Dès l’année de sa création parisienne l’ouvrage était chanté dans 103 villes de province. L’étranger ne tarda pas à l’inscrire dans ses programmations. L’année suivante, l’ouvrage fut officiellement inscrit au répertoire de la salle Favart. Après la guerre, l’Opéra-Comique le reprit à plusieurs reprises. La Fille de Madame Angot s’est longtemps maintenue au répertoire avant d’être éclipsée par la vague déferlante des Comédies musicales. En 1935 un film célèbre lui redonna une certaine jeunesse avec André Baugé, le baryton gazé. A Toulon l’œuvre a été régulièrement programmée, parfois avec des distributions remarquables, comme sous la direction Ferdinand Aymé-Lucien Revest avec Mady Mesplé, Christiane Stutzmann, Bernard Sinclair, Charles Burles, Michèle Herbé, Michel Trempont (qui vient de nous quitter).  Le Palazzetto Bru Zane annonce pour le 30 juin prochain une reprise au Théâtre des Champs-Elysées avec Anne-Catherine Gillet, Véronique Gens et Mathias Vidal.

Acte I : Un coin du carreau de la halle.
Sous le Directoire, la France respire à nouveau, après les massacres à la guillotine de la Terreur. Clairette Angot, orpheline de la célèbre mère Angot, des Halles de Paris, a été élevée dans un pensionnat chic, aux frais des marchands des Halles. On lui a trouvé un mari, le perruquier Pomponnet, mais elle préférerait de beaucoup le chanteur des rues Ange Pitou, un royaliste qui fait des chansons contre la République. Pour empêcher son mariage, Clairette chante une chanson défendue, et obtient ainsi d’être envoyée en prison.
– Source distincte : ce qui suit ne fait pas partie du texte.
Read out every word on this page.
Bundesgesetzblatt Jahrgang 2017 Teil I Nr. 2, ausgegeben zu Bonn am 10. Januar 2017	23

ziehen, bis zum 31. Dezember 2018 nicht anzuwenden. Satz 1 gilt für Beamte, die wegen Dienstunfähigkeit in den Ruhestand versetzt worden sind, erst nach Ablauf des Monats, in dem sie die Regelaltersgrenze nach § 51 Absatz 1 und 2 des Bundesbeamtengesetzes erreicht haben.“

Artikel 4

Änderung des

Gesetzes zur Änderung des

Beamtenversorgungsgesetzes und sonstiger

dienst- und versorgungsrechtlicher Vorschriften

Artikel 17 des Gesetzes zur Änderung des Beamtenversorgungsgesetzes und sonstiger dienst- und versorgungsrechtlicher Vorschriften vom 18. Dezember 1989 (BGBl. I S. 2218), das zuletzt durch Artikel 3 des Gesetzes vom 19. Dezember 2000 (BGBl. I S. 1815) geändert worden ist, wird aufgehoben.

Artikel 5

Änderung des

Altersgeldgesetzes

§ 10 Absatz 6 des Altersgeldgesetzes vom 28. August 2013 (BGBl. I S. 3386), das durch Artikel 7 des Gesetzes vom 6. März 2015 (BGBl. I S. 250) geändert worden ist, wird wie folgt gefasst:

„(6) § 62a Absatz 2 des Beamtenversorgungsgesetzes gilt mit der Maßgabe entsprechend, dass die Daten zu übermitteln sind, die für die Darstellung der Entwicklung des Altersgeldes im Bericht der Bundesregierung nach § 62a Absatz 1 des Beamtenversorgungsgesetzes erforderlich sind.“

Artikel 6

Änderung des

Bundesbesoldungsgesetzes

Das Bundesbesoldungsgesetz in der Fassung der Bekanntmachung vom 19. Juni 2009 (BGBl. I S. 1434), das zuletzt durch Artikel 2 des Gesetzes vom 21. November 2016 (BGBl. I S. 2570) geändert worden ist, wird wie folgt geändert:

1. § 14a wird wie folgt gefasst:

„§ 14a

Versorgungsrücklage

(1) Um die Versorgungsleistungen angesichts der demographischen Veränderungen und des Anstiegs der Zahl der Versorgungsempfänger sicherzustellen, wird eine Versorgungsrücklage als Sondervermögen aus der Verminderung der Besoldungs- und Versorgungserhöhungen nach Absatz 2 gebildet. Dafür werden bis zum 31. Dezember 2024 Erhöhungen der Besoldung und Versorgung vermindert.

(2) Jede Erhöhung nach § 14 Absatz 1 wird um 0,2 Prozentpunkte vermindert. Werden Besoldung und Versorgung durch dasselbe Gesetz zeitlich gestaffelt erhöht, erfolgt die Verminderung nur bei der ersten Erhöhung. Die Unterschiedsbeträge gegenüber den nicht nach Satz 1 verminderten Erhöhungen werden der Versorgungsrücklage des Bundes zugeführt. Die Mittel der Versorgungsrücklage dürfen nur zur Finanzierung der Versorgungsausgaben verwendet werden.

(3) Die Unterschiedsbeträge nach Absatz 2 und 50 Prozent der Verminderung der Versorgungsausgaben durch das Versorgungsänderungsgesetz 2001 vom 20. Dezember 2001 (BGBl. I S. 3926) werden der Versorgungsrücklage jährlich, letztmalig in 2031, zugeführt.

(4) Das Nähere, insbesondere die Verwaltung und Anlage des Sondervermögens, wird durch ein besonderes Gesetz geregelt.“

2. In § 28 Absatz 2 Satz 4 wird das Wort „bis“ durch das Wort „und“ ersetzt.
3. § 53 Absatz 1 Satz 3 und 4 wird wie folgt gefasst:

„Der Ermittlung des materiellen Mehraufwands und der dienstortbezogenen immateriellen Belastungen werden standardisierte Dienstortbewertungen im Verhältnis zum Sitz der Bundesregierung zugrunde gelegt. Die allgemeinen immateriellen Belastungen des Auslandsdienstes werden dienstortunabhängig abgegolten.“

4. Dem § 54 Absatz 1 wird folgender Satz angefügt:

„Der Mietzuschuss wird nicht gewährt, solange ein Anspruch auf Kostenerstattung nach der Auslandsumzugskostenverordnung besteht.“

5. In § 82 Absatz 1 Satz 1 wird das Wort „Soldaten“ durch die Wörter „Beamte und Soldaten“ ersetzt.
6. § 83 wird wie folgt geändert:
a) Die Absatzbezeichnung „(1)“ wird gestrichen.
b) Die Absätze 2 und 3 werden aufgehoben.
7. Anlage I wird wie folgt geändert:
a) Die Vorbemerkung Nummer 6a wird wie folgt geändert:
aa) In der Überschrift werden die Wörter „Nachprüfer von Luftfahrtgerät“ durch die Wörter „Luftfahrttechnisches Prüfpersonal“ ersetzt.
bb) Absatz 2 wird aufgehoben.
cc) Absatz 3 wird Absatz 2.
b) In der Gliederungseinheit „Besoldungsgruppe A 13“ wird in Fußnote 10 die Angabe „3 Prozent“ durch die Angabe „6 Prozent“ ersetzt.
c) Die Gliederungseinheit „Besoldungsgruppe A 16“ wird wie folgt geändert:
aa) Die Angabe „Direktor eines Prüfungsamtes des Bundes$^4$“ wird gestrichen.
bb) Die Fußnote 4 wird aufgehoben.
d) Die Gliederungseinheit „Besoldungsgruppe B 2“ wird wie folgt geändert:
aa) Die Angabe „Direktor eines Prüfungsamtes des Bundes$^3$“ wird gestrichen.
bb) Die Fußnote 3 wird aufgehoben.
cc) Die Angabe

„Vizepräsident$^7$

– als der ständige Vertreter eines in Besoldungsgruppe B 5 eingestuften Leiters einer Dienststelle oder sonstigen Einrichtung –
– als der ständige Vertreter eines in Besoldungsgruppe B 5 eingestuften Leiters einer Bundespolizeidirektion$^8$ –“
Acte II : Un salon chez Mademoiselle Lange
La chanson était dirigée contre Mlle Lange, une actrice qui est à la fois la favorite de Barras et la bonne amie du banquier Larivaudière. Cela ne l’empêche pas de conspirer, elle aussi, et de protéger secrètement Ange Pitou, sans qu’il s’en doute. Elle fait venir Clairette, pour savoir qui chante contre elle. À leur grand plaisir, les deux femmes se reconnaissent : elles étaient amies de pension. Lange convoque aussi Ange Pitou, qu’elle aime, sans savoir qu’il est en fait l’amoureux de Clairette. Elle flirte avec lui. Le soir, les conspirateurs se réunissent chez Lange, mais de soupçonneux soldats républicains encerclent l’hôtel. Il ne reste plus à Lange qu’à simuler un bal de noces, avec Pitou et Clairette en fiancés. Mais Clairette découvre le double jeu de Pitou.

Acte III : Le jardin d’un cabaret de Belleville
Pour se venger, elle fait venir toute la Halle dans un bal populaire, où elle convoque Lange et Pitou en leur écrivant une fausse lettre. Le pot aux roses se découvre, Pitou et Lange sont démasqués : fureur de Larivaudière, embarras de Lange et de Pitou. Mais les choses s’arrangent car Larivaudière doit ménager Barras. Clairette, entre le volage Pitou et le brave Pomponnet, se décide en faveur de ce dernier. Mais Pitou espère bien qu’un jour « elle fera comme sa mère ». Tout s’achève dans un chœur célébrant le bonheur, l’amour et la fille de Madame Angot.

Le sens de l’œuvre
Il s’agit d’une partition d’inspiration légère mais bien écrite tant pour le livret que pour la musique. Le texte de Clairville utilise la contraction argotique des quartiers populaires parisiens, ce qui ajoute aux répliques qui ne sont jamais vulgaires ou appuyées. Elles s’inspirent de la gouaille teintée de cynisme des premiers chansonniers.

La musique de Charles Lecocq fait preuve d’un grand raffinement mélodique et orchestral. C’est une mine de mélodies impertinentes et de trouvailles rythmiques.

Au premier Acte par exemple, le Chœur d’entrée « Bras dessus, bras dessous », les couplets « Aujourd’hui prenons bien garde » (Pomponnet) et l’Entrée de la mariée « Beauté, grâce et décence » sont d’une facture classique encore dans le style dix-huitième siècle très proche de François-Esprit Auber.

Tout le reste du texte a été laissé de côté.